I had a dream the other night that seemed to capture, albeit through my own twisted subconscious, the essence of a world to which we should all be inclined to contribute. In this dream, I was trapped in a hole filled with water and largely sealed in concrete. My lifeline was a single straw protruding above the surface, through which I was able to sustain some semblance of breath. Above me, people were working to remove the concrete such that my rescue might commence. Despite experiencing some unusually dire circumstances, I was neither alone nor abandoned.
Aside from the claustrophobia which would normally have consumed me in conscious life, and without delving too deeply into the symbolic meaning which the dream communicated, three related things occurred to me upon waking. First and most obvious is the fragility of life as we know it, the vast number of people (and other life forms) whose very existence is hanging, as it were, at the end of a breathing straw. But there were others present in the dream as well, others who were helping to free me from the most perilous of my circumstances, who were clearly devoted to rescue and restoration for other than themselves.
The last thing occurring to me about this dream is that despite how easy it would have been to simply pull the straw, how tempting it could be to take advantage of this opportunity to sever me once and for all from my singular lifeline, even as options for rescue began to take realistic shape.
That temptation was not taken and thus it struck me upon waking as a counter-narrative to our current obsession with our garden-variety grievance, the unsubstantiated beliefs we harbor regarding the actions and motives of others trying to “do us in,” our dystopian sensibilities projecting a belief that, aside from an occasional superhero, the world is nothing but turmoil and deceit, nothing but lies and the illegitimate power built on their edifice, nothing but the death wishes that some of us have for others and, more often than we might admit , for ourselves as well.

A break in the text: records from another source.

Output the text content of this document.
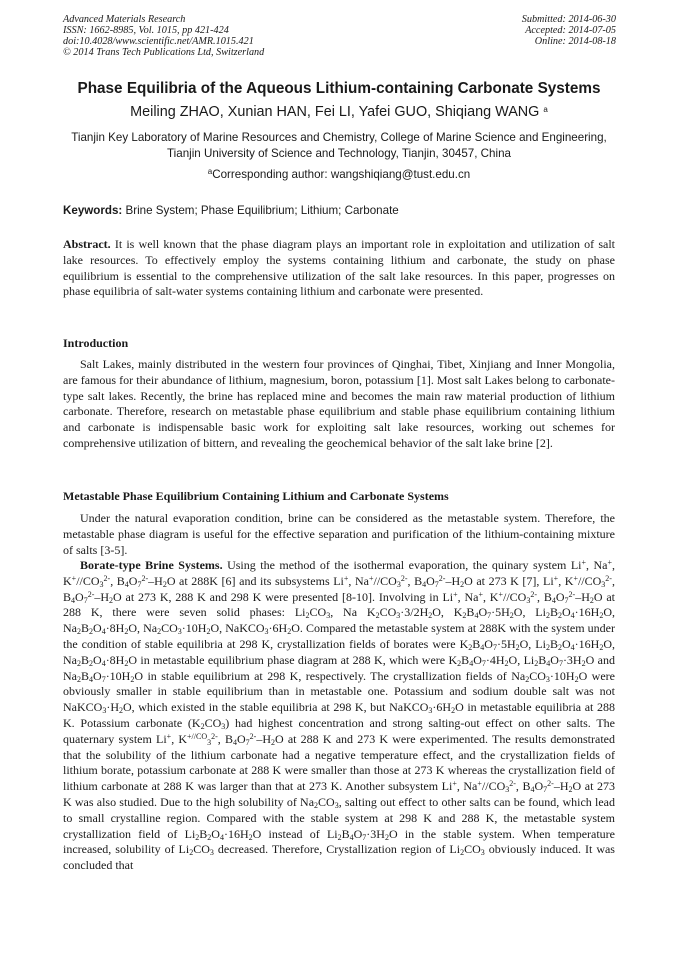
Advanced Materials Research
ISSN: 1662-8985, Vol. 1015, pp 421-424
doi:10.4028/www.scientific.net/AMR.1015.421
© 2014 Trans Tech Publications Ltd, Switzerland
Submitted: 2014-06-30
Accepted: 2014-07-05
Online: 2014-08-18
Phase Equilibria of the Aqueous Lithium-containing Carbonate Systems
Meiling ZHAO, Xunian HAN, Fei LI, Yafei GUO, Shiqiang WANG $^a$
Tianjin Key Laboratory of Marine Resources and Chemistry, College of Marine Science and Engineering, Tianjin University of Science and Technology, Tianjin, 30457, China
$^a$Corresponding author: wangshiqiang@tust.edu.cn
Keywords: Brine System; Phase Equilibrium; Lithium; Carbonate

Abstract. It is well known that the phase diagram plays an important role in exploitation and utilization of salt lake resources. To effectively employ the systems containing lithium and carbonate, the study on phase equilibrium is essential to the comprehensive utilization of the salt lake resources. In this paper, progresses on phase equilibria of salt-water systems containing lithium and carbonate were presented.

Introduction

Salt Lakes, mainly distributed in the western four provinces of Qinghai, Tibet, Xinjiang and Inner Mongolia, are famous for their abundance of lithium, magnesium, boron, potassium [1]. Most salt Lakes belong to carbonate-type salt lakes. Recently, the brine has replaced mine and becomes the main raw material production of lithium carbonate. Therefore, research on metastable phase equilibrium and stable phase equilibrium containing lithium and carbonate is indispensable basic work for exploiting salt lake resources, working out schemes for comprehensive utilization of bittern, and revealing the geochemical behavior of the salt lake brine [2].

Metastable Phase Equilibrium Containing Lithium and Carbonate Systems

Under the natural evaporation condition, brine can be considered as the metastable system. Therefore, the metastable phase diagram is useful for the effective separation and purification of the lithium-containing mixture of salts [3-5].

Borate-type Brine Systems. Using the method of the isothermal evaporation, the quinary system Li+, Na+, $K^+//CO_3^{2-}$, $B_4O_7^{2-}-H_2O$ at 288K [6] and its subsystems Li+, $Na^+//CO_3^{2-}$, $B_4O_7^{2-}-H_2O$ at 273 K [7], Li+, $K^+//CO_3^{2-}$, $B_4O_7^{2-}-H_2O$ at 273 K, 288 K and 298 K were presented [8-10]. Involving in Li+, Na+, $K^+//CO_3^{2-}$, $B_4O_7^{2-}-H_2O$ at 288 K, there were seven solid phases: $Li_2CO_3$, Na $K_2CO_3\cdot 3/2H_2O$, $K_2B_4O_7\cdot 5H_2O$, $Li_2B_2O_4\cdot 16H_2O$, $Na_2B_2O_4\cdot 8H_2O$, $Na_2CO_3\cdot 10H_2O$, $NaKCO_3\cdot 6H_2O$. Compared the metastable system at 288K with the system under the condition of stable equilibria at 298 K, crystallization fields of borates were $K_2B_4O_7\cdot 5H_2O$, $Li_2B_2O_4\cdot 16H_2O$, $Na_2B_2O_4\cdot 8H_2O$ in metastable equilibrium phase diagram at 288 K, which were $K_2B_4O_7\cdot 4H_2O$, $Li_2B_4O_7\cdot 3H_2O$ and $Na_2B_4O_7\cdot 10H_2O$ in stable equilibrium at 298 K, respectively. The crystallization fields of $Na_2CO_3\cdot 10H_2O$ were obviously smaller in stable equilibrium than in metastable one. Potassium and sodium double salt was not $NaKCO_3\cdot H_2O$, which existed in the stable equilibria at 298 K, but $NaKCO_3\cdot 6H_2O$ in metastable equilibria at 288 K. Potassium carbonate $(K_2CO_3)$ had highest concentration and strong salting-out effect on other salts. The quaternary system Li+, $K^{+//CO}_3^{2-}$, $B_4O_7^{2-}-H_2O$ at 288 K and 273 K were experimented. The results demonstrated that the solubility of the lithium carbonate had a negative temperature effect, and the crystallization fields of lithium borate, potassium carbonate at 288 K were smaller than those at 273 K whereas the crystallization field of lithium carbonate at 288 K was larger than that at 273 K. Another subsystem Li+, $Na^+//CO_3^{2-}$, $B_4O_7^{2-}-H_2O$ at 273 K was also studied. Due to the high solubility of $Na_2CO_3$, salting out effect to other salts can be found, which lead to small crystalline region. Compared with the stable system at 298 K and 288 K, the metastable system crystallization field of $Li_2B_2O_4\cdot 16H_2O$ instead of $Li_2B_4O_7\cdot 3H_2O$ in the stable system. When temperature increased, solubility of $Li_2CO_3$ decreased. Therefore, Crystallization region of $Li_2CO_3$ obviously induced. It was concluded that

During his aforementioned “presidency of hope,” the president of the General Assembly has called attention to our deficits of fairness, generosity and in promise-keeping, let alone our timidity in establishing conditions for a sustainable peace. He knows that getting to this finish line is in part about our poetry and in part about our politics, in part about our ability to grieve our world of pain and uncertainty while keeping our grievances in perspective, in part about moving past both grief and grievance while placing more of our gifts and treasure in the service of others.
There are millions of people in this world whose very lives are dependent on some thin, metaphorical breathing straw. We are running out of time to help free them, once and for all, from such a perilous and traumatic condition.